The most favorable course is related to the second type of possible outcomes. All patients with satisfactory and almost full recanalization of veins do not have any clinical manifestations of venous insufficiency. A possibility of such outcome is possibly related to salvage of integrity of the vein during surgery and quick processes of recanalization after successful treatment. Unfortunately, the proportion of patients with such outcomes is only 12 % of all observed individuals.

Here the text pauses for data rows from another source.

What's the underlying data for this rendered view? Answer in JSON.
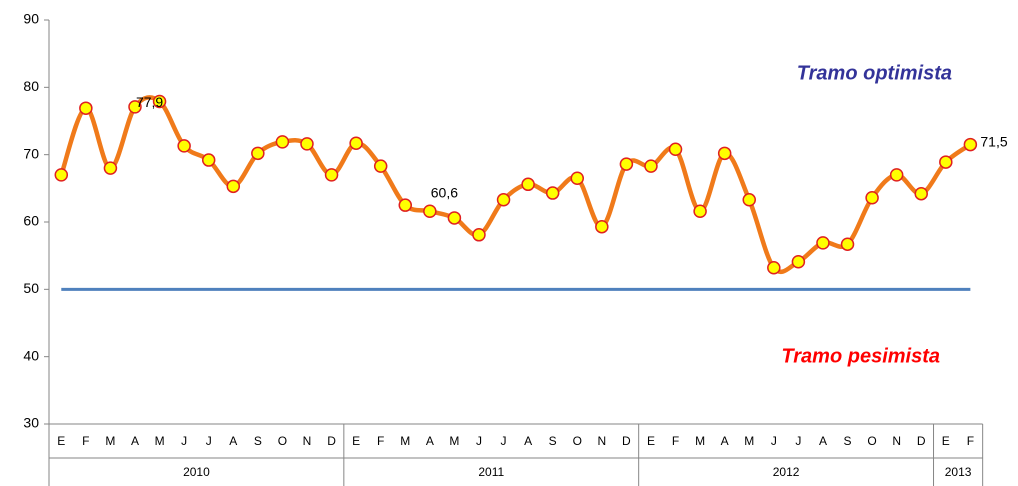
{
  "chart_data": {
    "type": "line",
    "groups": [
      {
        "label": "2010",
        "categories": [
          "E",
          "F",
          "M",
          "A",
          "M",
          "J",
          "J",
          "A",
          "S",
          "O",
          "N",
          "D"
        ]
      },
      {
        "label": "2011",
        "categories": [
          "E",
          "F",
          "M",
          "A",
          "M",
          "J",
          "J",
          "A",
          "S",
          "O",
          "N",
          "D"
        ]
      },
      {
        "label": "2012",
        "categories": [
          "E",
          "F",
          "M",
          "A",
          "M",
          "J",
          "J",
          "A",
          "S",
          "O",
          "N",
          "D"
        ]
      },
      {
        "label": "2013",
        "categories": [
          "E",
          "F"
        ]
      }
    ],
    "series": [
      {
        "color": "#f07a1a",
        "marker_fill": "#ffff00",
        "marker_stroke": "#e02020",
        "values": [
          67.0,
          76.9,
          68.0,
          77.1,
          77.9,
          71.3,
          69.2,
          65.3,
          70.2,
          71.9,
          71.6,
          67.0,
          71.7,
          68.3,
          62.5,
          61.6,
          60.6,
          58.1,
          63.3,
          65.6,
          64.3,
          66.5,
          59.3,
          68.6,
          68.3,
          70.8,
          61.6,
          70.2,
          63.3,
          53.2,
          54.1,
          56.9,
          56.7,
          63.6,
          67.0,
          64.2,
          68.9,
          71.5
        ],
        "value_labels": [
          null,
          null,
          null,
          null,
          "77,9",
          null,
          null,
          null,
          null,
          null,
          null,
          null,
          null,
          null,
          null,
          null,
          "60,6",
          null,
          null,
          null,
          null,
          null,
          null,
          null,
          null,
          null,
          null,
          null,
          null,
          null,
          null,
          null,
          null,
          null,
          null,
          null,
          null,
          "71,5"
        ]
      }
    ],
    "reference_line": {
      "value": 50,
      "color": "#4f81bd"
    },
    "annotations": [
      {
        "text": "Tramo optimista",
        "color": "#333399"
      },
      {
        "text": "Tramo pesimista",
        "color": "#ff0000"
      }
    ],
    "ylim": [
      30,
      90
    ],
    "yticks": [
      30,
      40,
      50,
      60,
      70,
      80,
      90
    ]
  }
}
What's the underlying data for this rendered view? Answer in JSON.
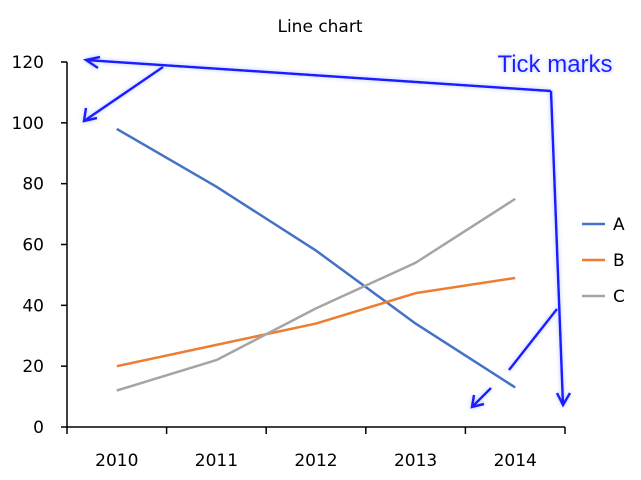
{
  "chart_data": {
    "type": "line",
    "title": "Line chart",
    "xlabel": "",
    "ylabel": "",
    "categories": [
      "2010",
      "2011",
      "2012",
      "2013",
      "2014"
    ],
    "ylim": [
      0,
      120
    ],
    "yticks": [
      0,
      20,
      40,
      60,
      80,
      100,
      120
    ],
    "grid": false,
    "legend": "right",
    "series": [
      {
        "name": "A",
        "color": "#4472c4",
        "values": [
          98,
          79,
          58,
          34,
          13
        ]
      },
      {
        "name": "B",
        "color": "#ed7d31",
        "values": [
          20,
          27,
          34,
          44,
          49
        ]
      },
      {
        "name": "C",
        "color": "#a5a5a5",
        "values": [
          12,
          22,
          39,
          54,
          75
        ]
      }
    ]
  },
  "annotation": {
    "text": "Tick marks",
    "color": "#1f1fff"
  }
}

The third type of changes in venous remodeling is considered as clinically unfavorable. Recanalization of the deep femoral vein is satisfactory, but this type is associated with fibrous transformation of walls and the valve unit of the deep femoral vein, which becomes a big collector making intense blood outflow. It results in stagnation in distal veins, dilatation of perforated veins and significant outflow. This type is significantly similar with the picture of post-thrombophlebitis syndrome, which develops in patients after common occlusive DVT without surgical intervention. However such unfavorable scenario was in only 7 % of the patients. About one-third of the patients demonstrate an intermediate type of restoration of venous blood flow. Further studies of morphofunctional state of a ligated vein are necessary for possibilities of more precise prediction of outcomes of surgery and choice of optimal measures of surgical treatment.
Therefore, the strategic tasks of surgical treatment of DVT are:
- restoration of patency in a clotted segment;
- prevention of development of pulmonary embolism;
- prevention of recurrent deep venous thrombosis;
- long term minimization of manifestations of chronical venous insufficiency [12].
We believe that it is necessary to continue to research and to implement the modern advanced methods of prevention and treatment of PE after injuries. Such studies will allow developing some clear recommendations and will remove unjustified variability. It will increase quality and will improve treatment of patients in traumatology and orthopedics.